天幕翻涌,燃烧的红与极致的黑融合在一起,宛如将要喷发的火山与将要崩落的雪山被硬生生糅合成一座高山,倒扣在高空之上,既灿烂炫目又冰寒刺骨,阴霾与死寂、焦灼与狂躁笼罩着整片战场,令人心中产生了极度危险的预感。深黯下意识抬头,那一瞬间瞳孔收缩,他心念激动,驾驭无穷无尽的黑暗,笼罩在他面前。
坠落的流星如剑,凝聚的黑暗如盾,剑与盾的交锋,必不可能是平和软弱的,唯有震耳欲聋的轰鸣、倒卷吹袭的气浪、狂暴怒吼的风暴以及刹那间爆发出来的强大气势可以用来形容这样的交锋。当以上种种全部发生时,天地一下子像是被一块黑红色的幕布遮住了,变得阴沉压抑,所有人的眼中都是这既刺眼又深邃的色彩,恰似轰雷到来之前闪烁的电光,占据了每一个人的视线。
这样宛如世界末日到来的场景甚至传递到了数百里外,让远离死城的人们也看到了这恐怖的一幕。他们纷纷呆滞在原地,发出迷茫而无助的声音,似乎看到了风暴雷霆、火山喷发这样无法抵挡的自然天灾。
“咔擦——”
宛如玻璃破碎一般,这是虚空被强大气势挤压,裂痕逐渐扩大,不堪重负甚至就要崩溃而发出来的声音。与此同时回响耳边的,还有交替响起的沉闷轰鸣声、烈焰压缩到极点后的爆炸声、流星坠落发出的、尖锐刺耳的呼啸声……这种种声音汇聚在一起,疯狂邪恶又狂躁不安,让听到的人头痛欲裂,耳膜几乎都要被撕开。

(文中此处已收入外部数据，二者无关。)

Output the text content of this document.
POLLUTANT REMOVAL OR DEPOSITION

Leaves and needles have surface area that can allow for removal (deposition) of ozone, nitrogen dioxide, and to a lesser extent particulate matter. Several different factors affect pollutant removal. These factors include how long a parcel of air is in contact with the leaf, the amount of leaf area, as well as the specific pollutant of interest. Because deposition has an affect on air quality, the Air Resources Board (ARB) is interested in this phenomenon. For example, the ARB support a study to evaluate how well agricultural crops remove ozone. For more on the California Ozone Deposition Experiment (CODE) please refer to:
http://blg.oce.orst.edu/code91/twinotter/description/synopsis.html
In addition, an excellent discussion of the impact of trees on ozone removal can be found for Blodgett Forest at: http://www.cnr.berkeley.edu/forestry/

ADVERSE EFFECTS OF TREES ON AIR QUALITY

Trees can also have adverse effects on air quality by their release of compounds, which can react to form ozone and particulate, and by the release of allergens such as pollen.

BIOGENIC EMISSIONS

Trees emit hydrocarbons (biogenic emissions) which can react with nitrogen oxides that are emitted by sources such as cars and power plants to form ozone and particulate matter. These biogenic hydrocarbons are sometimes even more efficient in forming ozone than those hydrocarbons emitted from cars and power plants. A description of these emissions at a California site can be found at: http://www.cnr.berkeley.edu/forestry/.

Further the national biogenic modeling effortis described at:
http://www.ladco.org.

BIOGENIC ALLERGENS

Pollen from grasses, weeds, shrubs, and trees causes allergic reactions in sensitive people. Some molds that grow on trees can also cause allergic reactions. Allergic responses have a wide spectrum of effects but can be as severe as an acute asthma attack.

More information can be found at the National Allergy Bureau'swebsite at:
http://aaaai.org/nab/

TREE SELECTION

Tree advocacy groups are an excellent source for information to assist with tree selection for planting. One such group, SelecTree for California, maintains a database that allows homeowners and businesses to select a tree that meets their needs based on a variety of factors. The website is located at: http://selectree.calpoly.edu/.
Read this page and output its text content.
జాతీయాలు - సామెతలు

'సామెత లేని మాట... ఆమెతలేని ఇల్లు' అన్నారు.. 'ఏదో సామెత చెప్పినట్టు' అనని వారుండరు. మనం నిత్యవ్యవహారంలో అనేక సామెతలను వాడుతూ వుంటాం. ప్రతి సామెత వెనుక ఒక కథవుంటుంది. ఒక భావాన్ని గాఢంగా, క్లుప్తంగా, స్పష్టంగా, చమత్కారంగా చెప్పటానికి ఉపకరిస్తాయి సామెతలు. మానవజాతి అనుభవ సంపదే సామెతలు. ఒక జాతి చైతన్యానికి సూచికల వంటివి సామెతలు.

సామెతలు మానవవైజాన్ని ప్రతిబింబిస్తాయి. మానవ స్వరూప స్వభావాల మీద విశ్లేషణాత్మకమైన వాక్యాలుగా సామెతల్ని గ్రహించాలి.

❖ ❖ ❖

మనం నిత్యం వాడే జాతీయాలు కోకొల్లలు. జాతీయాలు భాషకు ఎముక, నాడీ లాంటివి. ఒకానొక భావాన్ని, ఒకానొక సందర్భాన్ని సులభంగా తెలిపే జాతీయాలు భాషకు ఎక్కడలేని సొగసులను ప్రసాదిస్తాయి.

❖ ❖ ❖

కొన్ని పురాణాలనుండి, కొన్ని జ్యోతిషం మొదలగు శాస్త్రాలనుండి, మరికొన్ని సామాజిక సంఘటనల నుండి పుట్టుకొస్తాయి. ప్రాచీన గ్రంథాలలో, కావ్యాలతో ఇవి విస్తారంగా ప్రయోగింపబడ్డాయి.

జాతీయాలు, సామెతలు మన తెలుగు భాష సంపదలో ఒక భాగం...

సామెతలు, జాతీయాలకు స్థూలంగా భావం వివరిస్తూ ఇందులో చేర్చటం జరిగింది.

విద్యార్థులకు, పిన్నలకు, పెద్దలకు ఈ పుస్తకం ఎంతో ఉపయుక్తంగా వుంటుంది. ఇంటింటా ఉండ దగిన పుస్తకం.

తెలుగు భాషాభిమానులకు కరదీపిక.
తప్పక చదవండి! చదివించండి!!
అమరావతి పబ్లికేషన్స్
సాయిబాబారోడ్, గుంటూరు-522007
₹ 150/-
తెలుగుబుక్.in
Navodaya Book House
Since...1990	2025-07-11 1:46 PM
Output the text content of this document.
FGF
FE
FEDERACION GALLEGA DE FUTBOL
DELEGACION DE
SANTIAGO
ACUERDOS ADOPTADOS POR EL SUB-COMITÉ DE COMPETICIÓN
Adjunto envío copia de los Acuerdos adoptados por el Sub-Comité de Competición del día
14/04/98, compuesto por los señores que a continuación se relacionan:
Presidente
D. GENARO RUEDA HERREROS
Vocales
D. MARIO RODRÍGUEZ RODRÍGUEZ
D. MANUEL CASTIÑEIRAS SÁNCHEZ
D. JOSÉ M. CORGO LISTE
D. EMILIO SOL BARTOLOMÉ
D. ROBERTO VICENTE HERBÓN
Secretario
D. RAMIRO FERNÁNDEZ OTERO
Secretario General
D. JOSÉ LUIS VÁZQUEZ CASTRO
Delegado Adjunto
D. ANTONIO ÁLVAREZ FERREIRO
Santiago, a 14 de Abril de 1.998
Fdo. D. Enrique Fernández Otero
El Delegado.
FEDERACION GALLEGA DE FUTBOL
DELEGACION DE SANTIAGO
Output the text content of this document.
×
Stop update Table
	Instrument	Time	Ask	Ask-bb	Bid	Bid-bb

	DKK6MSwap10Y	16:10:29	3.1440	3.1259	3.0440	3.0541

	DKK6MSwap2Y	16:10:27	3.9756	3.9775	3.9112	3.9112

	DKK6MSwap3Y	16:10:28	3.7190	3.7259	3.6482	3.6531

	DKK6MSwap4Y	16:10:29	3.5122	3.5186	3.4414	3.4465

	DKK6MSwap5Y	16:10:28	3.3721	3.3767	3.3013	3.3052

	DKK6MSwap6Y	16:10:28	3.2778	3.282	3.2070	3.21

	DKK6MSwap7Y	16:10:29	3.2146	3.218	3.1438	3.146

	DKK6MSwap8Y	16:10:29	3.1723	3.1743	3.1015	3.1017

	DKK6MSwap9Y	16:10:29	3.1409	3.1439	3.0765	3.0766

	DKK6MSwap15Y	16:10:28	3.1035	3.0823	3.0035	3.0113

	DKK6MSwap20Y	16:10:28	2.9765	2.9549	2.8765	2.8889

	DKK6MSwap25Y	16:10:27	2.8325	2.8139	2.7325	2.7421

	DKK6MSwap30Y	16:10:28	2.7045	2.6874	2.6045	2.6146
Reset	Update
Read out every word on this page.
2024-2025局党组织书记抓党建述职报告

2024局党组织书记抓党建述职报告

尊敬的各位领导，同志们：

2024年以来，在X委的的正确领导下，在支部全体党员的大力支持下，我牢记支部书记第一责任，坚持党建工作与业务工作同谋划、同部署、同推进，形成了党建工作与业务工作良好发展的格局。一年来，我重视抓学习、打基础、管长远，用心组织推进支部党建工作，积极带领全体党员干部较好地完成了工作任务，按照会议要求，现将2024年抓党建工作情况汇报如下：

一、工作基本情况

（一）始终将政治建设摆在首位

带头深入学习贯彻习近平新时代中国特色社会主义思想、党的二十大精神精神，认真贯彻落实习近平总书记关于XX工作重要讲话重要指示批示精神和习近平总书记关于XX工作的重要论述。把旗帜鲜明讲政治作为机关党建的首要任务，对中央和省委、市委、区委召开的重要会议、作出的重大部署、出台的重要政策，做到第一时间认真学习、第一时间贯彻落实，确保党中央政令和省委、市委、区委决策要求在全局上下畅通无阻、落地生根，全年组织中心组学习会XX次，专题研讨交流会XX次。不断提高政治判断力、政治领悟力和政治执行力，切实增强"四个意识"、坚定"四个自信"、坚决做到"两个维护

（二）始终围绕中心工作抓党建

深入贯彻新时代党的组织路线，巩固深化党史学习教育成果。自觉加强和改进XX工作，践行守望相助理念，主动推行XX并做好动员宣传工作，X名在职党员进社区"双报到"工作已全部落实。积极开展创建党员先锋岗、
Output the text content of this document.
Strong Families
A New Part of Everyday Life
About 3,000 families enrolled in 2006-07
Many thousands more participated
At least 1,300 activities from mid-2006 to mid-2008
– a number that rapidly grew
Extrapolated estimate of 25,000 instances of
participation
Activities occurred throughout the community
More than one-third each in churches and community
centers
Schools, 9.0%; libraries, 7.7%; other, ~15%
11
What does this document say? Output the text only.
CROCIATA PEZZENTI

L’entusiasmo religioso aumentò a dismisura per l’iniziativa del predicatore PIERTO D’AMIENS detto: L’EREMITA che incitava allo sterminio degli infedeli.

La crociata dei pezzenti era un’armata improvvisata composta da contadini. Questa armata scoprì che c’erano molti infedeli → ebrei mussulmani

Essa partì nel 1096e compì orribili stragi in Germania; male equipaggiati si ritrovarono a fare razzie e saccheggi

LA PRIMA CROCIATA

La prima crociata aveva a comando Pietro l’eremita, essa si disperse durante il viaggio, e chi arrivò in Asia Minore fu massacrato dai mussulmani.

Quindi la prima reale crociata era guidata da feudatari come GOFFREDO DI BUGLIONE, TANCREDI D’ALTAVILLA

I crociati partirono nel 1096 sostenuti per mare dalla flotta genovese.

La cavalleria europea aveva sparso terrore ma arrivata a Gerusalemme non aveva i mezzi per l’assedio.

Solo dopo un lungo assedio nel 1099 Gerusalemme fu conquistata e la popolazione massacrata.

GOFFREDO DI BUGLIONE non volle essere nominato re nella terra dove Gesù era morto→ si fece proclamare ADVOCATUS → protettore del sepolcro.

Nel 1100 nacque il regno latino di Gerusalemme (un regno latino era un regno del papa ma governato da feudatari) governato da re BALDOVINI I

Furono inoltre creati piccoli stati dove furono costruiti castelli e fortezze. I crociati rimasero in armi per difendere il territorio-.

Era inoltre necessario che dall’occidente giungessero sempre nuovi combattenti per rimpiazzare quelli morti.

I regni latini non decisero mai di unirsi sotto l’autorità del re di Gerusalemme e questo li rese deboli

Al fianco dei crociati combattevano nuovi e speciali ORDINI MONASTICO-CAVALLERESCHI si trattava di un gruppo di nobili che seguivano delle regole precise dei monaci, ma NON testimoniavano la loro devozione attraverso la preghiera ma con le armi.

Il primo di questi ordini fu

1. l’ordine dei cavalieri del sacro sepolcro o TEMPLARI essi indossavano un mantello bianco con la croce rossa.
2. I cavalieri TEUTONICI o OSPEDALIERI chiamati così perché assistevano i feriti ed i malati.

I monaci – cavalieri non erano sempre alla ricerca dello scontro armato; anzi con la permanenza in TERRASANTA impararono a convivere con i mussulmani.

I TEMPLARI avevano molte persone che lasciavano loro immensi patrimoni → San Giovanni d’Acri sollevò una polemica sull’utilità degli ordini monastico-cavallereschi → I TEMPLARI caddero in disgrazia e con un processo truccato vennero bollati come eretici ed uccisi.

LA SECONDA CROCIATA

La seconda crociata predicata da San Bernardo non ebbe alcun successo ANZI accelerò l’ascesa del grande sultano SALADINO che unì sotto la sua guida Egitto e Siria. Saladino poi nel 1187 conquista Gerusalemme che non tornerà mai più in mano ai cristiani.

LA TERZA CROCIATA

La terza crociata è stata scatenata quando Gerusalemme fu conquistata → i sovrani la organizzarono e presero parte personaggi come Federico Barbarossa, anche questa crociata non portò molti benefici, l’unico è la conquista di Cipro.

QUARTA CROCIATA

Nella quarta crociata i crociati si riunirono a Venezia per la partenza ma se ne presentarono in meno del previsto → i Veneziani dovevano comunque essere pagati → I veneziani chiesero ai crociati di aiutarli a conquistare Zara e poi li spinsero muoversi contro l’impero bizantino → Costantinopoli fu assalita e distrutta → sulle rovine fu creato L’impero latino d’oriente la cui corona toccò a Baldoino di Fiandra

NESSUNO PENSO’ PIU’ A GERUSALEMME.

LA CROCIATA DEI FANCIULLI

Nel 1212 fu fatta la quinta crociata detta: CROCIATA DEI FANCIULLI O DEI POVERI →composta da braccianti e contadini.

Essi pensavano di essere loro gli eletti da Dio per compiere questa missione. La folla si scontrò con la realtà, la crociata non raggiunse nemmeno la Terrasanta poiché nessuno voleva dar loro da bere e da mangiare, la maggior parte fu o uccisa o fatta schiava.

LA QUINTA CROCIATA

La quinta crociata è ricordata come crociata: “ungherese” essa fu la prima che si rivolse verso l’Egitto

这些声音,是破灭的音符杂糅在一起奏成的毁灭交响,又好像黯淡的希望在光辉失落之后苟且的乐章,从中可以听到毁灭、破坏、憎恶、仇恨……等各种各样的负面情绪,给人的感觉是,一个疯子正在试图毁灭所有一切,甚至包括他自己!
而那个疯子——
“是我啊!!!”
“要杀死你的人,是我啊!!!”
“呵哈哈哈哈哈!!!”
少年的身躯在交锋带来的末日景象中掀起一阵阵狂暴的力量波动,他猖狂肆意地大笑,手中,被烈焰锁链缠缚着剑身的神剑发出声声哀鸣,然而,在这毁灭与破坏的乐章里,却也只是最不起眼的那个音符罢了。
少年没有听到,咬着牙关与少年对峙的深黯也没有听到。
唯有一个人,她听到了。
应该说是,再次听到了。
她听到了这声哀鸣,并因此知道,米斯特里尔,正在感到悲伤。
为主人的逝去而悲伤。
银发红瞳的魔女站在小小的墓园中,仰起头,目光透过包裹杂糅着各种色彩、有风暴席卷烈焰翻滚黑暗汹涌、被无数强大的力量波动搅得乱七八糟的天穹,看到了站在战场最中心的少年。燃烧的红与极致的黑、灿烂炫目与冰寒刺骨、阴霾与死寂、焦灼与狂躁……来自烈焰与黑暗的两股不同力量混合,黑红二色天幕缓缓凝聚为一个巨大的旋涡,压在了他的正上方。
准确来说,是压在了整个雁泺城的上方。
压得人,喘不过气来。
她心中轻叹一口气。
一切,都因为他而起。
因为那名为“唐恩”的少年。
因他的成功。
也因他的失败。
名为唐恩的少年,既成功了,又失败了。
这便是,一切的起因。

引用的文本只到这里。